Urokinase Receptor and Fibronectin Regulate the ERK(MAPK) to p38(MAPK) Activity Ratios That Determine Carcinoma Cell Proliferation or Dormancy In Vivo

We discovered that a shift between the state of tumorigenicity and dormancy in human carcinoma (HEp3) is attained through regulation of the balance between two classical mitogen-activated protein kinase (MAPK)-signaling pathways, the mitogenic extracellular regulated kinase (ERK) and the apoptotic/growth suppressive stress-activated protein kinase 2 (p38(MAPK)), and that urokinase plasminogen activator receptor (uPAR) is an important regulator of these events. This is a novel function for uPAR whereby, when expressed at high level, it enters into frequent, activating interactions with the α5β1-integrin, which facilitates the formation of insoluble fibronectin (FN) fibrils. Activation of α5β1-integrin by uPAR generates persistently high level of active ERK necessary for tumor growth in vivo. Our results show that ERK activation is generated through a convergence of two pathways: a positive signal through uPAR-activated α5β1, which activates ERK, and a signal generated by the presence of FN fibrils that suppresses p38 activity. When fibrils are removed or their assembly is blocked, p38 activity increases. Low uPAR derivatives of HEp3 cells, which are growth arrested (dormant) in vivo, have a high p38/ERK activity ratio, but in spite of a similar level of α5β1-integrin, they do not assemble FN fibrils. However, when p38 activity is inhibited by pharmacological (SB203580) or genetic (dominant negative-p38) approaches, their ERK becomes activated, uPAR is overexpressed, α5β1-integrins are activated, and dormancy is interrupted. Restoration of these properties in dormant cells can be mimicked by a direct re-expression of uPAR through transfection with a uPAR-coding plasmid. We conclude that overexpression of uPAR and its interaction with the integrin are responsible for generating two feedback loops; one increases the ERK activity that feeds back by increasing the expression of uPAR. The second loop, through the presence of FN fibrils, suppresses p38 activity, further increasing ERK activity. Together these results indicate that uPAR and its interaction with the integrin should be considered important targets for induction of tumor dormancy.

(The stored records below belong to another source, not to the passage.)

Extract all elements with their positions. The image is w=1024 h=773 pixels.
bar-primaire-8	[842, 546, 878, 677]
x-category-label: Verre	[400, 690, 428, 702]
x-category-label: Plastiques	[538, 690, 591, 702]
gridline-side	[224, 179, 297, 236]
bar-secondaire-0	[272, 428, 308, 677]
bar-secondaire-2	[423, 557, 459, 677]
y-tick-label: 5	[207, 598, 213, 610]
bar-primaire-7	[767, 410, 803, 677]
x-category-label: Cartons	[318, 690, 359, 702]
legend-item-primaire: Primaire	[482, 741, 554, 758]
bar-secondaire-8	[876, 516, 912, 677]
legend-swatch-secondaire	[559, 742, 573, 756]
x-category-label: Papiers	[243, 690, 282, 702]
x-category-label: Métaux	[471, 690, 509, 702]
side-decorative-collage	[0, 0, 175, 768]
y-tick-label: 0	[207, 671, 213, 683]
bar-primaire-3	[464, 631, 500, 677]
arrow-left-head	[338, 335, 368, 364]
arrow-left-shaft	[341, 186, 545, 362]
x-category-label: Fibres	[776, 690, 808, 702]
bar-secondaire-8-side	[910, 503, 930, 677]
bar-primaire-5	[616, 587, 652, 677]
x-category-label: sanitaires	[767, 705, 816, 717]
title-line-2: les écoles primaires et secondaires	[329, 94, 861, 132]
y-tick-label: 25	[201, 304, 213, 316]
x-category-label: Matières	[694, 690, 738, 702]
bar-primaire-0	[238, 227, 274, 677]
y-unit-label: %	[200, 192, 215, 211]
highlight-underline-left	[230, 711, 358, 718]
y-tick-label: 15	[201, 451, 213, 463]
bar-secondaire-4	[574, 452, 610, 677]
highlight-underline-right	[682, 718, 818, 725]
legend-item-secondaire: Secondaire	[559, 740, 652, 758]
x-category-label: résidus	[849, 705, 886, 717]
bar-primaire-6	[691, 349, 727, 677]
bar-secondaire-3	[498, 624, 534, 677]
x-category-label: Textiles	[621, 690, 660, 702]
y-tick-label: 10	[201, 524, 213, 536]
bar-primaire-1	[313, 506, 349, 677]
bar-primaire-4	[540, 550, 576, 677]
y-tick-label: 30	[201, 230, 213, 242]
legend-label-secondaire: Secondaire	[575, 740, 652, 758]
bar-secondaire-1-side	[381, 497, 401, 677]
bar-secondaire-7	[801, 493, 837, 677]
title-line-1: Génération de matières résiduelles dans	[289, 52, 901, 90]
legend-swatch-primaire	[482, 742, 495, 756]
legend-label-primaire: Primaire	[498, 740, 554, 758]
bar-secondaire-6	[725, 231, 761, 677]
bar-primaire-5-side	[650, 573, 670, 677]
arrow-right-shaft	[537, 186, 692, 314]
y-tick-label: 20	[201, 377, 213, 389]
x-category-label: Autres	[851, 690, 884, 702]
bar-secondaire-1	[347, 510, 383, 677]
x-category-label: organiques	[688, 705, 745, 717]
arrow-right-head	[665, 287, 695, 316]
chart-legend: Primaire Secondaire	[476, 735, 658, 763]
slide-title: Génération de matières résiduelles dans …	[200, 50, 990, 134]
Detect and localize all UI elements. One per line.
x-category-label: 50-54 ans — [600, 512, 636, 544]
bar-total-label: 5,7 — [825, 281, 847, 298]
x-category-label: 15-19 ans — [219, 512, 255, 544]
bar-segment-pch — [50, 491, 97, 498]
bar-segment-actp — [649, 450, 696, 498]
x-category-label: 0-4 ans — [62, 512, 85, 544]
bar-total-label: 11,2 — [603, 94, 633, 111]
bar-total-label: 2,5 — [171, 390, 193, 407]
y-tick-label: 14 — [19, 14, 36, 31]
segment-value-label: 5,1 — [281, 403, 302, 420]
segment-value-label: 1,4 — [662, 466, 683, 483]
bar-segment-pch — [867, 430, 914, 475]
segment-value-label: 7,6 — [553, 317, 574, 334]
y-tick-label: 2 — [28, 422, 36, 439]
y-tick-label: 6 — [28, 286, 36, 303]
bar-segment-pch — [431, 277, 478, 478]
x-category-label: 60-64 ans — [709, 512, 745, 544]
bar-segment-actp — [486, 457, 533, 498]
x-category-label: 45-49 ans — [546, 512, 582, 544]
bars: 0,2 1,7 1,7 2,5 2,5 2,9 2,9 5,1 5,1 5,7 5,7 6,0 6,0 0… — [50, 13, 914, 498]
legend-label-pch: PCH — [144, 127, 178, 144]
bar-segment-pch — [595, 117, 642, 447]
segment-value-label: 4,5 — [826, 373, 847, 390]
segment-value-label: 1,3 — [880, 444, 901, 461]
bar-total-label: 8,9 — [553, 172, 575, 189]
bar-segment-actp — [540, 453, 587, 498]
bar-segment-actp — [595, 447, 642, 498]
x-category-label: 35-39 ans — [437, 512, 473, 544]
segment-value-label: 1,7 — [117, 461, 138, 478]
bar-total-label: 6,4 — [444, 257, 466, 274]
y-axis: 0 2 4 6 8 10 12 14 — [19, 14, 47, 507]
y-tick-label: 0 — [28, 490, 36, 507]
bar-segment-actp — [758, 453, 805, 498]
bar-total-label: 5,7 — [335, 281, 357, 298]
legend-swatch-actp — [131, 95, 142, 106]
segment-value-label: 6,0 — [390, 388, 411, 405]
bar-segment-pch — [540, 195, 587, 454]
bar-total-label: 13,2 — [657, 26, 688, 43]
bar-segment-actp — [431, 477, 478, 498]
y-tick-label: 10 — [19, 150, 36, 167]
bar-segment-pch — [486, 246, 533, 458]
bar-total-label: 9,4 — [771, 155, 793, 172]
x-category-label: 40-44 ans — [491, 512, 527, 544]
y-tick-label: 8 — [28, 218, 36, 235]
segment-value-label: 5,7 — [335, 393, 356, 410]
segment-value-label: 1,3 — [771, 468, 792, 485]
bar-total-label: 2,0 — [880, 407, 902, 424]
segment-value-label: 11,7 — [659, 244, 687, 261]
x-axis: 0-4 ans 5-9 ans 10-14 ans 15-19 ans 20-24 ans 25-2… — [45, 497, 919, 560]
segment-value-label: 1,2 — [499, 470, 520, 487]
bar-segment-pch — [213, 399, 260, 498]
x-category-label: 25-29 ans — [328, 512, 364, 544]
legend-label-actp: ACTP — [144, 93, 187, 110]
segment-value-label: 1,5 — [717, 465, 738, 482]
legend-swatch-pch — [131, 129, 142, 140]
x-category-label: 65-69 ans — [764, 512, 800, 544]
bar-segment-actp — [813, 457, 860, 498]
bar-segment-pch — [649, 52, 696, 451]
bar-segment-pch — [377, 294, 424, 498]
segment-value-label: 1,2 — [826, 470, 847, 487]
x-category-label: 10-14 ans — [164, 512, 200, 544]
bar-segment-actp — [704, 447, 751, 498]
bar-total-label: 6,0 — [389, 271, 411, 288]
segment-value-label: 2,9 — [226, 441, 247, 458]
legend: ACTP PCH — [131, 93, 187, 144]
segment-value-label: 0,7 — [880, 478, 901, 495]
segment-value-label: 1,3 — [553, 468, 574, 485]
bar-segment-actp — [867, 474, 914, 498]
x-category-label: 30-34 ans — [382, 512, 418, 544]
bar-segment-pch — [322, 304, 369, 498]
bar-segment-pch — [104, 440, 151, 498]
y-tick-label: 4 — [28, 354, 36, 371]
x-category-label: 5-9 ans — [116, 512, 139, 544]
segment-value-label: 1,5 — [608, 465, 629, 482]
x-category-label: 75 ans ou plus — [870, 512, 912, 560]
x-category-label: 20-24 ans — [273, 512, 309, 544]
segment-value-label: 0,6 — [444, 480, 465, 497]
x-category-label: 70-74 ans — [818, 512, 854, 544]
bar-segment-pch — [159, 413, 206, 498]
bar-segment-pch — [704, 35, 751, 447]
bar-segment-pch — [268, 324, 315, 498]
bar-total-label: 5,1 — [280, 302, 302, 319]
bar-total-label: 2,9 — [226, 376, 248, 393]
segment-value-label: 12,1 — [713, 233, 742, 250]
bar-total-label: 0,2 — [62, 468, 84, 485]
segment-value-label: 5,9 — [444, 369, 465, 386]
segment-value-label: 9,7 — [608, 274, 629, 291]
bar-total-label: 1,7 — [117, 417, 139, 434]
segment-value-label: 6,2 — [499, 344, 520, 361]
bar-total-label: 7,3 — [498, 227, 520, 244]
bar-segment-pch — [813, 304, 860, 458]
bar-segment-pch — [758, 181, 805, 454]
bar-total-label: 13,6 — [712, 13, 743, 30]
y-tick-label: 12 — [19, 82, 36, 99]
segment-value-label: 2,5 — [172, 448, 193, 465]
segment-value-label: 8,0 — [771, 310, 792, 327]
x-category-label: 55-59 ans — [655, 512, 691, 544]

我们发现，人癌细胞系（HEp3）的致瘤性与休眠状态之间的转变，可通过调控两类经典丝裂原活化蛋白激酶（mitogen-activated protein kinase, MAPK）信号通路的平衡实现：即促有丝分裂的细胞外调节蛋白激酶（extracellular regulated kinase, ERK）通路，与促凋亡/生长抑制的应激活化蛋白激酶2（stress-activated protein kinase 2, p38(MAPK)）通路；且尿激酶型纤溶酶原激活物受体（urokinase plasminogen activator receptor, uPAR）是上述过程的重要调控因子。 这是uPAR的一项全新功能：当其高表达时，会频繁与α5β1整合素（α5β1-integrin）发生活化性相互作用，进而促进不溶性纤连蛋白（fibronectin, FN）纤维的形成。uPAR介导的α5β1整合素活化，可持续维持高水平的活化ERK，这正是体内肿瘤生长所必需的条件。 我们的研究结果显示，ERK的活化源于两条通路的交汇：其一为uPAR活化α5β1整合素所产生的正向信号，该信号可激活ERK；其二为纤连蛋白纤维存在时所产生的信号，该信号会抑制p38的活性。当纤连蛋白纤维被移除或其组装被阻断时，p38的活性会升高。 HEp3细胞的低uPAR表达株在体内处于生长停滞（休眠）状态，其p38/ERK活性比值较高；尽管这类细胞的α5β1整合素表达水平与高uPAR表达株相似，但它们无法组装纤连蛋白纤维。不过，当通过药理学手段（SB203580）或遗传学手段（显性负性p38, dominant negative-p38）抑制p38活性后，这些细胞的ERK会被激活，uPAR表达会上调，α5β1整合素也会被活化，且细胞的休眠状态被打破。 通过转染编码uPAR的质粒（uPAR-coding plasmid）直接恢复uPAR的表达，可重现休眠细胞的上述特性恢复过程。我们据此得出结论：uPAR的过表达及其与整合素的相互作用，可形成两条反馈环路：第一条环路通过升高ERK活性，反过来进一步上调uPAR的表达；第二条环路则通过纤连蛋白纤维的存在抑制p38活性，进一步增强ERK的活性。 综上，本研究结果表明，uPAR及其与整合素的相互作用，可作为诱导肿瘤休眠的重要靶点。